I am new to savage 99s but recently learned a valuable lesson with one. The rifle was exhibiting difficult loading of the 3rd and more rounds in the magazine. Also, unbeknownst to me (this is my first 99), the lever didn't positively "click" closed, I just had to squeeze it really hard to be sure it went fully into battery. This was evidence of a problem that I was unaware of and should have fixed earlier, so I post this to help others in this situation.
Long story short, the culprit was the magazine screw getting loose. If you want a visual go to numrichs for the parts diagram so the following makes sense.

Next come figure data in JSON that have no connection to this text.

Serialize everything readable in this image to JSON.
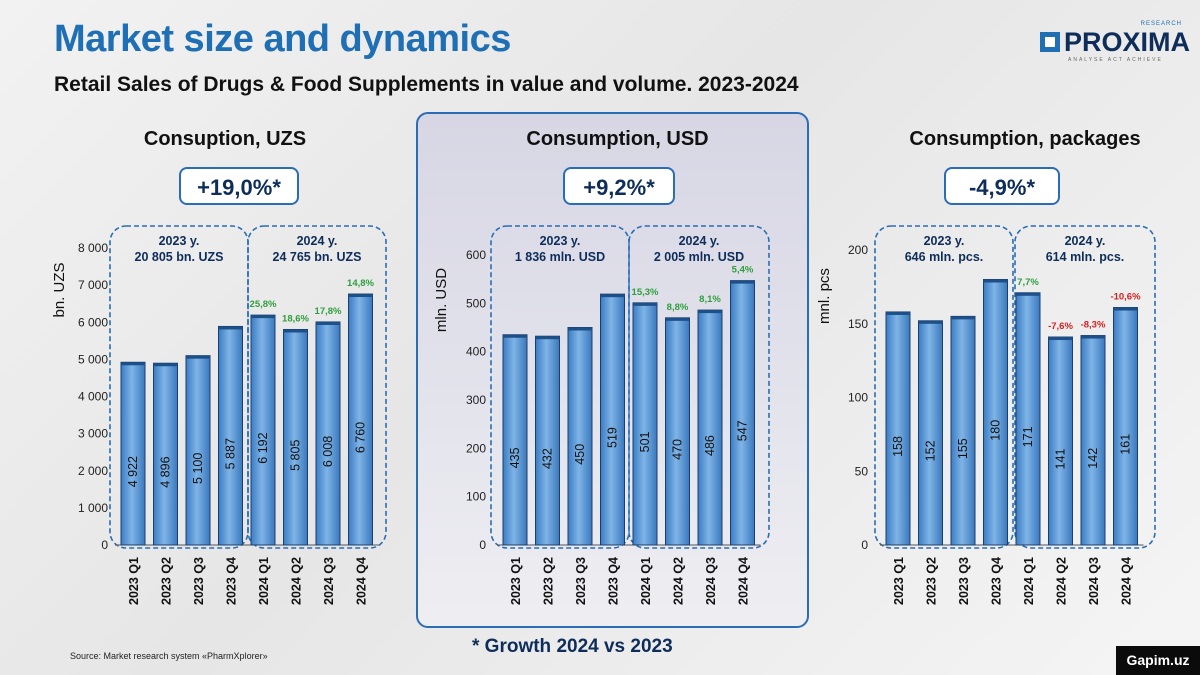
{
  "header": {
    "title": "Market size and dynamics",
    "subtitle": "Retail Sales of Drugs & Food Supplements in value and volume. 2023-2024"
  },
  "logo": {
    "name": "PROXIMA",
    "research": "RESEARCH",
    "tagline": "ANALYSE ACT ACHIEVE"
  },
  "footer": {
    "source": "Source: Market research system «PharmXplorer»",
    "growth_note": "* Growth 2024 vs  2023",
    "watermark": "Gapim.uz"
  },
  "colors": {
    "accent": "#1f6fb5",
    "bar": "#5b9bd5",
    "positive": "#2e9e3e",
    "negative": "#d42020",
    "frame": "#2a6db5"
  },
  "chart_data": [
    {
      "type": "bar",
      "title": "Consuption, UZS",
      "growth": "+19,0%*",
      "ylabel": "bn. UZS",
      "ylim": [
        0,
        8000
      ],
      "yticks": [
        0,
        1000,
        2000,
        3000,
        4000,
        5000,
        6000,
        7000,
        8000
      ],
      "ytick_labels": [
        "0",
        "1 000",
        "2 000",
        "3 000",
        "4 000",
        "5 000",
        "6 000",
        "7 000",
        "8 000"
      ],
      "categories": [
        "2023 Q1",
        "2023 Q2",
        "2023 Q3",
        "2023 Q4",
        "2024 Q1",
        "2024 Q2",
        "2024 Q3",
        "2024 Q4"
      ],
      "values": [
        4922,
        4896,
        5100,
        5887,
        6192,
        5805,
        6008,
        6760
      ],
      "value_labels": [
        "4 922",
        "4 896",
        "5 100",
        "5 887",
        "6 192",
        "5 805",
        "6 008",
        "6 760"
      ],
      "yoy_labels": [
        "",
        "",
        "",
        "",
        "25,8%",
        "18,6%",
        "17,8%",
        "14,8%"
      ],
      "year_totals": [
        {
          "year": "2023 y.",
          "total": "20 805 bn. UZS"
        },
        {
          "year": "2024 y.",
          "total": "24 765 bn. UZS"
        }
      ]
    },
    {
      "type": "bar",
      "title": "Consumption, USD",
      "growth": "+9,2%*",
      "ylabel": "mln. USD",
      "ylim": [
        0,
        600
      ],
      "yticks": [
        0,
        100,
        200,
        300,
        400,
        500,
        600
      ],
      "ytick_labels": [
        "0",
        "100",
        "200",
        "300",
        "400",
        "500",
        "600"
      ],
      "categories": [
        "2023 Q1",
        "2023 Q2",
        "2023 Q3",
        "2023 Q4",
        "2024 Q1",
        "2024 Q2",
        "2024 Q3",
        "2024 Q4"
      ],
      "values": [
        435,
        432,
        450,
        519,
        501,
        470,
        486,
        547
      ],
      "value_labels": [
        "435",
        "432",
        "450",
        "519",
        "501",
        "470",
        "486",
        "547"
      ],
      "yoy_labels": [
        "",
        "",
        "",
        "",
        "15,3%",
        "8,8%",
        "8,1%",
        "5,4%"
      ],
      "year_totals": [
        {
          "year": "2023 y.",
          "total": "1 836 mln. USD"
        },
        {
          "year": "2024 y.",
          "total": "2 005 mln. USD"
        }
      ]
    },
    {
      "type": "bar",
      "title": "Consumption, packages",
      "growth": "-4,9%*",
      "ylabel": "mnl. pcs",
      "ylim": [
        0,
        200
      ],
      "yticks": [
        0,
        50,
        100,
        150,
        200
      ],
      "ytick_labels": [
        "0",
        "50",
        "100",
        "150",
        "200"
      ],
      "categories": [
        "2023 Q1",
        "2023 Q2",
        "2023 Q3",
        "2023 Q4",
        "2024 Q1",
        "2024 Q2",
        "2024 Q3",
        "2024 Q4"
      ],
      "values": [
        158,
        152,
        155,
        180,
        171,
        141,
        142,
        161
      ],
      "value_labels": [
        "158",
        "152",
        "155",
        "180",
        "171",
        "141",
        "142",
        "161"
      ],
      "yoy_labels": [
        "",
        "",
        "",
        "",
        "7,7%",
        "-7,6%",
        "-8,3%",
        "-10,6%"
      ],
      "year_totals": [
        {
          "year": "2023 y.",
          "total": "646 mln. pcs."
        },
        {
          "year": "2024 y.",
          "total": "614 mln. pcs."
        }
      ]
    }
  ]
}
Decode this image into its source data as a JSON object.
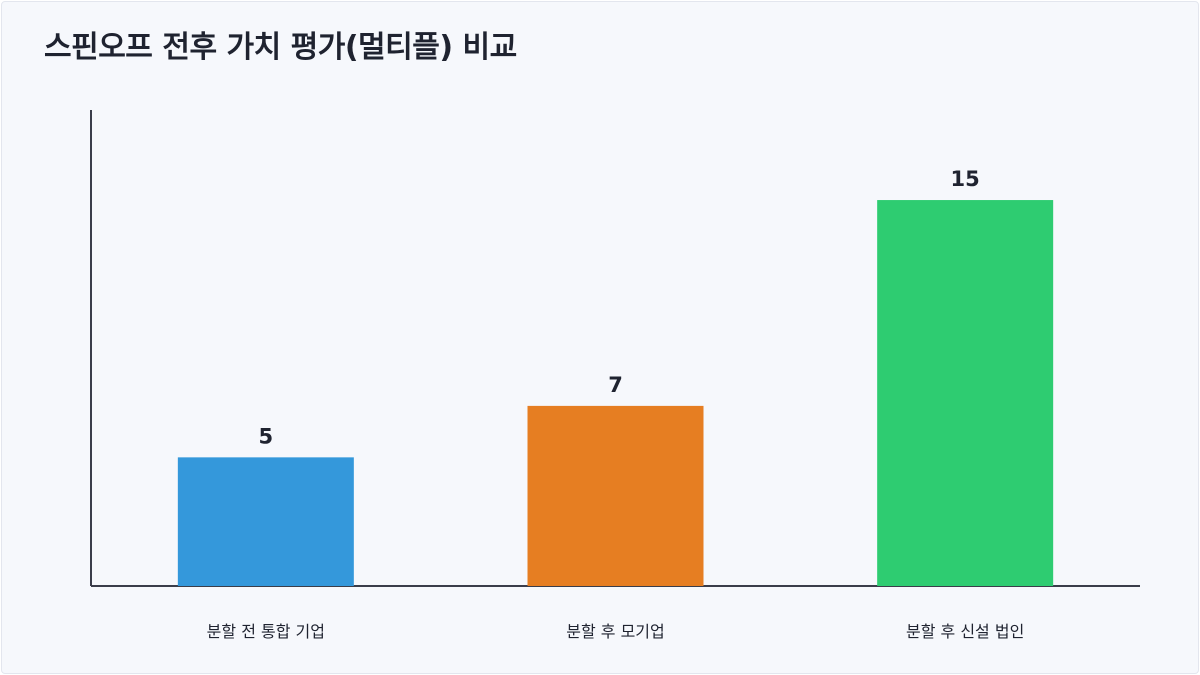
{
  "chart_data": {
    "type": "bar",
    "title": "스핀오프 전후 가치 평가(멀티플) 비교",
    "categories": [
      "분할 전 통합 기업",
      "분할 후 모기업",
      "분할 후 신설 법인"
    ],
    "values": [
      5,
      7,
      15
    ],
    "colors": [
      "#3498db",
      "#e67e22",
      "#2ecc71"
    ],
    "ylim": [
      0,
      18.5
    ],
    "grid": false,
    "legend": "none",
    "xlabel": "",
    "ylabel": ""
  }
}
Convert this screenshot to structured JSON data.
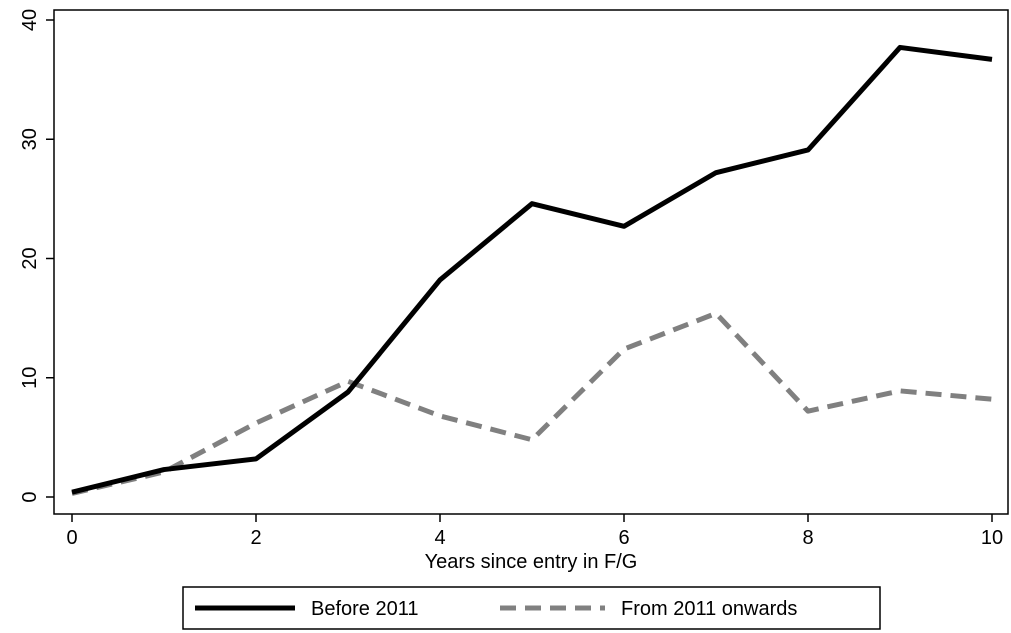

When the magazine screw gets loose it extends into the action and blocks a part that makes it hard to close the lever/bolt so you have to "squeeze" it closed right at the end of the lever travel.
To see if you have this problem take off your front handguard and observe the front screw on the magazine cylinder. If you can turn the nut on it with a regular flat head screwdriver without risking stripping it is probably not tight enough (correct me if I'm wrong savage owners, this was true in my rifle). What you need to do is take a large flathead screwdriver and file a square notch of the correct size in it (takes 2 min in a vise) so that you can tighten this nut further than possible with a regular screwdriver. You need a gap in the flathead for the screw to fit through while turning the bolt. Once you have done this you can tighten the magazine screw correctly and the lever should work much more nicely for you.
I tried 3 or 4 times doing this without the modified screwdriver and it just didn't work, I was blaming all sorts of other areas of the action when I just needed to tighten this a turn or two beyond what you get with a regular flathead, so please try this before doing more complicated things.
While you're at it you can adjust magazine tension if needed but read up on that elsewhere as it is beyond my knowledge level. I did it by trial and error but there is a pin and springs so read about it from someone more knowledgeable than me so you do it right.